By "total least squares" you mean to pick regression coefficients that minimize ...

tomrod · on March 31, 2019

I inspired a great soliloquy! Thanks for the thoughts

My point: total least squares includes X in the error minimization, not just Y and linear combination of X. There is a good introductory discussion on wiki -- essentially in standard regression we typically assume no measurement error in the independent variables.[0]

As much value as machine learning brings, there is a need for explaining as much as there is for predicting![1]

Your point on whether there is "true control" seems to agree with Pearl's main point of contention -- does the causality plot (which is testable) make sense from a theoretical, experiential, or systemic sense?

[0] https://en.wikipedia.org/wiki/Total_least_squares#/media/Fil...

[1] https://www.stat.berkeley.edu/~aldous/157/Papers/shmueli.pdf

graycat · on March 31, 2019

Okay, "total least squares" as in your [0]!!!! WOW!!! Back when I knew nothing of regression or curve fitting and was first considering the issue, the question I asked was, if we are trying to fit to the given data, why not have the line as close as possible to each of the points on the scatter diagram, just as in the quite good picture at [0]!! Gee, value of ignorance!!

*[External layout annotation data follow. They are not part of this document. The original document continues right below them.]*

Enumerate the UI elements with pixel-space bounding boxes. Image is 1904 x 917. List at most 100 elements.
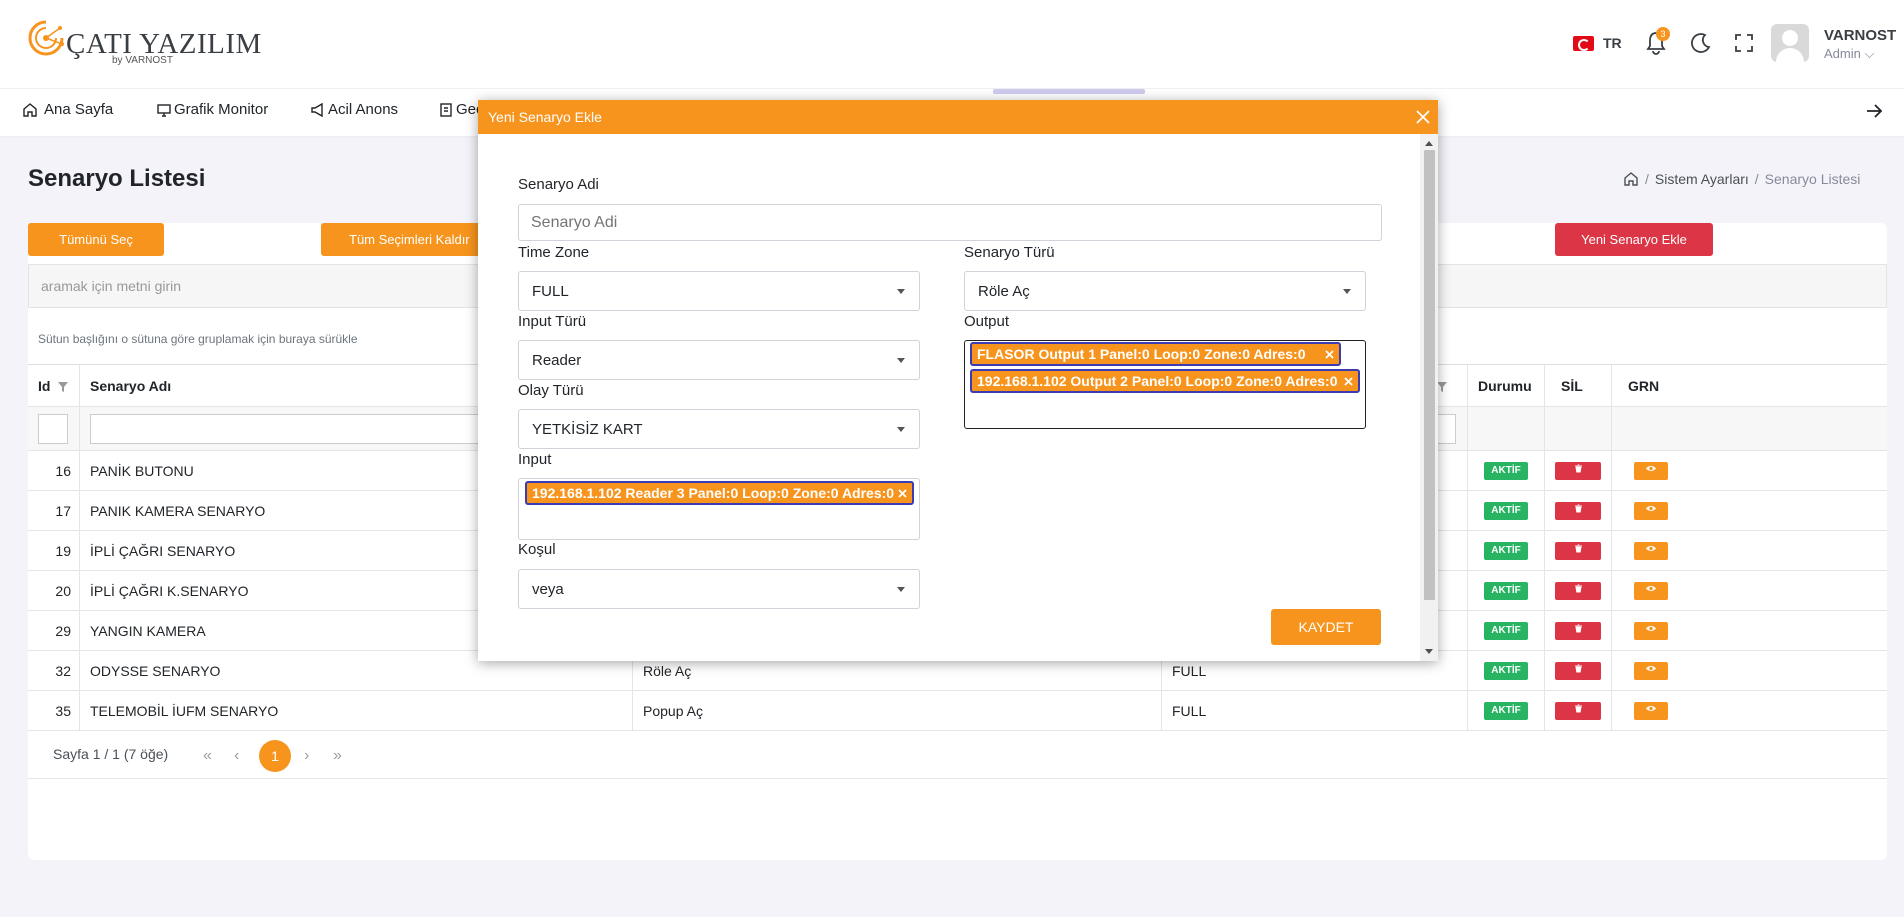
fullscreen-icon[interactable]: [1734, 33, 1754, 53]
trash-icon: [1574, 464, 1582, 472]
language-selector[interactable]: TR: [1603, 35, 1622, 51]
view-button[interactable]: [1634, 621, 1668, 640]
filter-icon[interactable]: [57, 381, 69, 393]
save-button[interactable]: KAYDET: [1271, 609, 1381, 645]
input-tag: 192.168.1.102 Reader 3 Panel:0 Loop:0 Zo…: [525, 481, 914, 505]
turkey-flag-icon[interactable]: [1573, 36, 1594, 51]
delete-button[interactable]: [1555, 581, 1601, 600]
column-header-status[interactable]: Durumu: [1468, 365, 1545, 406]
breadcrumb: / Sistem Ayarları / Senaryo Listesi: [1623, 171, 1860, 187]
modal-header: Yeni Senaryo Ekle: [478, 100, 1438, 134]
status-badge[interactable]: AKTİF: [1484, 541, 1528, 560]
clear-selection-button[interactable]: Tüm Seçimleri Kaldır: [321, 223, 501, 256]
nav-item-emergency-announce[interactable]: Acil Anons: [310, 101, 398, 118]
event-type-label: Olay Türü: [518, 382, 584, 399]
delete-button[interactable]: [1555, 461, 1601, 480]
status-badge[interactable]: AKTİF: [1484, 621, 1528, 640]
nav-item-home[interactable]: Ana Sayfa: [22, 101, 113, 118]
event-type-select[interactable]: YETKİSİZ KART: [518, 409, 920, 449]
pager: Sayfa 1 / 1 (7 öğe) « ‹ 1 › »: [28, 733, 1887, 779]
nav-item-passage[interactable]: Geç: [438, 101, 484, 118]
scroll-thumb[interactable]: [1424, 150, 1435, 600]
input-type-select[interactable]: Reader: [518, 340, 920, 380]
cell-id: 17: [28, 491, 80, 530]
status-badge[interactable]: AKTİF: [1484, 581, 1528, 600]
status-badge[interactable]: AKTİF: [1484, 661, 1528, 680]
cell-id: 20: [28, 571, 80, 610]
next-page-icon[interactable]: ›: [304, 747, 309, 765]
cell-id: 35: [28, 691, 80, 730]
status-badge[interactable]: AKTİF: [1484, 701, 1528, 720]
logo-circuit-icon: [28, 20, 64, 56]
remove-tag-icon[interactable]: [898, 489, 907, 498]
cell-delete: [1545, 691, 1612, 730]
nav-highlight: [993, 89, 1145, 94]
avatar[interactable]: [1771, 24, 1809, 62]
breadcrumb-separator: /: [1645, 171, 1649, 187]
last-page-icon[interactable]: »: [333, 747, 342, 765]
prev-page-icon[interactable]: ‹: [234, 747, 239, 765]
scroll-up-icon[interactable]: [1425, 141, 1433, 146]
trash-icon: [1574, 584, 1582, 592]
filter-cell: [1612, 407, 1887, 450]
view-button[interactable]: [1634, 461, 1668, 480]
delete-button[interactable]: [1555, 661, 1601, 680]
input-multiselect[interactable]: 192.168.1.102 Reader 3 Panel:0 Loop:0 Zo…: [518, 478, 920, 540]
output-multiselect[interactable]: FLASOR Output 1 Panel:0 Loop:0 Zone:0 Ad…: [964, 340, 1366, 429]
modal-scrollbar[interactable]: [1420, 134, 1438, 661]
first-page-icon[interactable]: «: [203, 747, 212, 765]
column-header-view[interactable]: GRN: [1612, 365, 1887, 406]
timezone-select[interactable]: FULL: [518, 271, 920, 311]
cell-view: [1612, 451, 1887, 490]
view-button[interactable]: [1634, 541, 1668, 560]
view-button[interactable]: [1634, 501, 1668, 520]
home-icon: [23, 102, 37, 117]
status-badge[interactable]: AKTİF: [1484, 461, 1528, 480]
output-label: Output: [964, 313, 1010, 330]
top-header: ÇATI YAZILIM by VARNOST TR 3 VARNOST Adm…: [0, 0, 1904, 88]
delete-button[interactable]: [1555, 501, 1601, 520]
user-name[interactable]: VARNOST: [1824, 27, 1896, 44]
view-button[interactable]: [1634, 661, 1668, 680]
current-page-button[interactable]: 1: [259, 740, 291, 772]
filter-cell: [28, 407, 80, 450]
user-role[interactable]: Admin ⌵: [1824, 46, 1874, 62]
view-button[interactable]: [1634, 581, 1668, 600]
close-icon[interactable]: [1414, 108, 1432, 126]
remove-tag-icon[interactable]: [1344, 377, 1353, 386]
nav-item-graphic-monitor[interactable]: Grafik Monitor: [156, 101, 268, 118]
add-scenario-button[interactable]: Yeni Senaryo Ekle: [1555, 223, 1713, 256]
cell-name: TELEMOBİL İUFM SENARYO: [80, 691, 633, 730]
home-icon[interactable]: [1623, 171, 1639, 187]
input-type-label: Input Türü: [518, 313, 587, 330]
arrow-right-icon[interactable]: [1864, 101, 1884, 121]
cell-view: [1612, 651, 1887, 690]
delete-button[interactable]: [1555, 621, 1601, 640]
select-all-button[interactable]: Tümünü Seç: [28, 223, 164, 256]
breadcrumb-item-settings[interactable]: Sistem Ayarları: [1655, 171, 1749, 187]
breadcrumb-separator: /: [1754, 171, 1759, 187]
delete-button[interactable]: [1555, 541, 1601, 560]
notification-badge: 3: [1656, 27, 1670, 41]
column-header-id[interactable]: Id: [28, 365, 80, 406]
filter-input-id[interactable]: [38, 413, 68, 444]
eye-icon: [1645, 465, 1657, 471]
group-panel-hint: Sütun başlığını o sütuna göre gruplamak …: [38, 332, 358, 346]
status-badge[interactable]: AKTİF: [1484, 501, 1528, 520]
delete-button[interactable]: [1555, 701, 1601, 720]
cell-type: Popup Aç: [633, 691, 1162, 730]
view-button[interactable]: [1634, 701, 1668, 720]
moon-icon[interactable]: [1690, 32, 1712, 54]
condition-select[interactable]: veya: [518, 569, 920, 609]
cell-id: 16: [28, 451, 80, 490]
caret-down-icon: [897, 358, 905, 363]
remove-tag-icon[interactable]: [1325, 350, 1334, 359]
column-header-delete[interactable]: SİL: [1545, 365, 1612, 406]
scenario-name-input[interactable]: [518, 204, 1382, 241]
table-row[interactable]: 35 TELEMOBİL İUFM SENARYO Popup Aç FULL AKTİ…: [28, 691, 1887, 731]
scroll-down-icon[interactable]: [1425, 649, 1433, 654]
brand-logo[interactable]: ÇATI YAZILIM by VARNOST: [26, 18, 261, 66]
cell-id: 32: [28, 651, 80, 690]
cell-status: AKTİF: [1468, 571, 1545, 610]
scenario-type-select[interactable]: Röle Aç: [964, 271, 1366, 311]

Again I believe we are trying to make too much out of regression.

Or, maybe, if somehow we DO have causes, we really know they are the real causes, and we have some data, good data, and the data likely satisfies the usual assumptions as in the reference I gave to Rao, THEN, maybe, on a good day, with luck, do the regression calculations, t-tests, the F-ratio, get the confidence intervals on the coefficients and the predicted values, etc. and if all that looks solid, then take it seriously.

Here, however, KNOW the independent variables, all of them, KNOW that they are the causes, and don't need controls, etc. and are not fishing for the variables, we are not trying to have statistics tell us about causes, ..., then maybe okay.

But, sure, if there really are causes and if we really do have variables that do well measuring those causes, then maybe in the regression the variables that are candidates as causes will become fairly obvious.

tomrod · on March 31, 2019

Regression is useful because it allows us to interpolate within observed populations using relatively light assumptions. Extrapolation requires higher order theories and structure. Agreed that it can be a logical mess when one uses it bluntly, but like all tools it has its uses and misuses.

graycat · on March 31, 2019

Ah, cruel, you are so cruel, how could you be so cruel; the OP was hoping for something so much better than just some interpolation!!!

Cruel or not, at least in practice, you are on solid ground.

tomrod · on April 1, 2019

Then you may be interested in pursuing structural models!

Thanks for the chat.

srean · on March 31, 2019

Total least squares is pretty bog standard in statistics and has a lot of literature, including monographs and text books.

You are correct about the Pythagoras theorem and by virtue of that TLS has close connections with PCA, in fact, once you have the PCA model you can derive the TLS coefficients from the PCA parameters.

The tricky bit is that in TLS the number of nuisance parameters grows with the data so it wouldn't be immediately obvious that estimates would converge. It turns out that it does.